L’invasione di Gaza da parte dell’esercito israeliano non è soltanto l’ennesimo capitolo della lunga e drammatica contesa tra israeliani e palestinesi. Per milioni di americani che si riconoscono nella fede evangelica, quello che accade oggi nella Striscia e intorno a Gerusalemme non è un conflitto come gli altri: è un tassello del grande mosaico che porta al compimento delle profezie bibliche.
In questa visione, Israele non è uno Stato come gli altri e gli ebrei non sono soltanto un popolo tra i popoli. Sono il cuore stesso della storia sacra, l’anello che collega l’Antico e il Nuovo Testamento, il segno vivente che Dio non ha abbandonato le sue promesse. Per questo, quando i carri armati entrano a Gaza o quando un razzo cade su Tel Aviv, in certe chiese americane non si parla di geopolitica, ma di escatologia: la fine dei tempi che si avvicina.
Il ritorno a Sion come profezia compiuta
Le radici di questo pensiero affondano in secoli di predicazione. Già nell’Ottocento, tra i protestanti anglosassoni, si diffondeva l’idea che gli ebrei dovessero tornare nella loro terra come premessa al ritorno di Cristo. La fondazione dello Stato di Israele nel 1948, seguita dalle guerre arabo-israeliane, è stata letta come una conferma straordinaria di quella speranza: la Bibbia si compiva davanti agli occhi del mondo.
Ogni volta che Israele resiste a un assalto, i predicatori evangelici citano i versetti di Ezechiele: “Io vi radunerò da tutte le nazioni e vi ricondurrò nella vostra terra”. E ogni volta che un conflitto esplode, la memoria corre a Zaccaria: “Gerusalemme sarà una coppa di vertigine per tutti i popoli all’intorno”. È questa la grammatica nascosta che spiega perché, negli Stati Uniti, l’appoggio a Israele sia così profondo e viscerale.

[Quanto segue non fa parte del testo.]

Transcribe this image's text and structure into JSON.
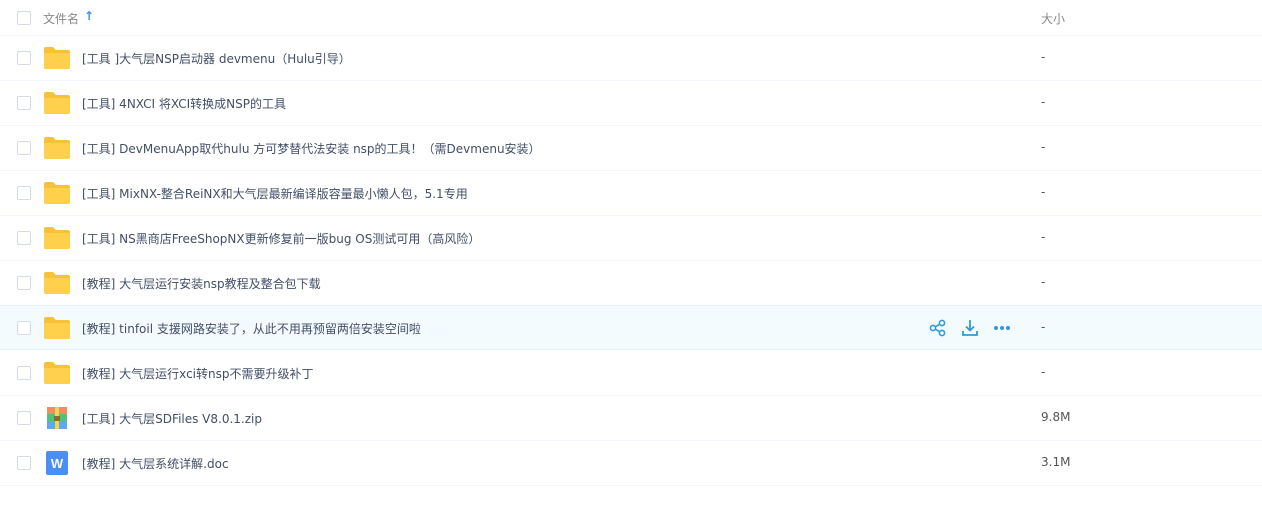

Trump, il leader che parla al cuore evangelico
Donald Trump ha saputo leggere questa sensibilità come pochi altri presidenti prima di lui. Nel 2018, quando decise di spostare l’ambasciata americana da Tel Aviv a Gerusalemme, compì un gesto che non era solo politico: fu percepito come un atto sacro. In quella scelta, l’America evangelica vide la mano di Dio all’opera, un presidente finalmente disposto a riconoscere la centralità eterna della città santa.
Da allora, il legame tra Trump e la sua base evangelica si è trasformato in un patto che va oltre la politica: un’alleanza spirituale. Netanyahu, per molti trumpiani, non è soltanto un premier assediato dalle inchieste e dalle bombe di Hamas, ma l’uomo chiamato a difendere Gerusalemme nell’ora più buia.
Una fede che plasma la politica
La conseguenza è che, mentre l’Europa discute di diritti umani e proporzionalità della risposta militare, una parte dell’America vede in Israele un avamposto del cielo sulla terra. Sostenere Israele significa proteggere non solo un alleato, ma la chiave stessa del destino universale. Non è più solo una scelta strategica: è un dovere spirituale.
Questa prospettiva ha effetti concreti. Quando i trumpiani chiedono a gran voce un sostegno incondizionato a Israele, non lo fanno soltanto in nome della sicurezza, ma perché convinti che il futuro del mondo dipenda da quella terra. È una mobilitazione totale: politica, religiosa, culturale.
La contraddizione finale
Eppure, in questa visione si nasconde una contraddizione. Molti evangelici non sostengono Israele per amore degli ebrei, ma perché li vedono come protagonisti di un destino già scritto: alla fine dei tempi, secondo la loro lettura, il popolo ebraico riconoscerà Cristo come Messia. In questa prospettiva, l’appoggio totale a Israele non esclude una forma di attesa, quasi di sospensione, che trasforma gli ebrei in pedine di un piano superiore.
È un paradosso potente: Israele viene difeso con passione assoluta, ma non per ciò che è, bensì per ciò che, un giorno, dovrebbe diventare. Il sostegno trumpiano a Netanyahu si fonda così su una miscela di fede e politica, di calcolo elettorale e profezia apocalittica, di amicizia e di attesa di conversione.
Ed è questa miscela che spiega perché, mentre Gaza brucia e il mondo cerca compromessi, una parte dell’America continua a guardare a Israele come al fulcro della storia universale. Non solo un conflitto, non solo un alleato: ma il luogo in cui la Bibbia e la politica si incontrano, e dove l’ombra del futuro sembra già farsi presente.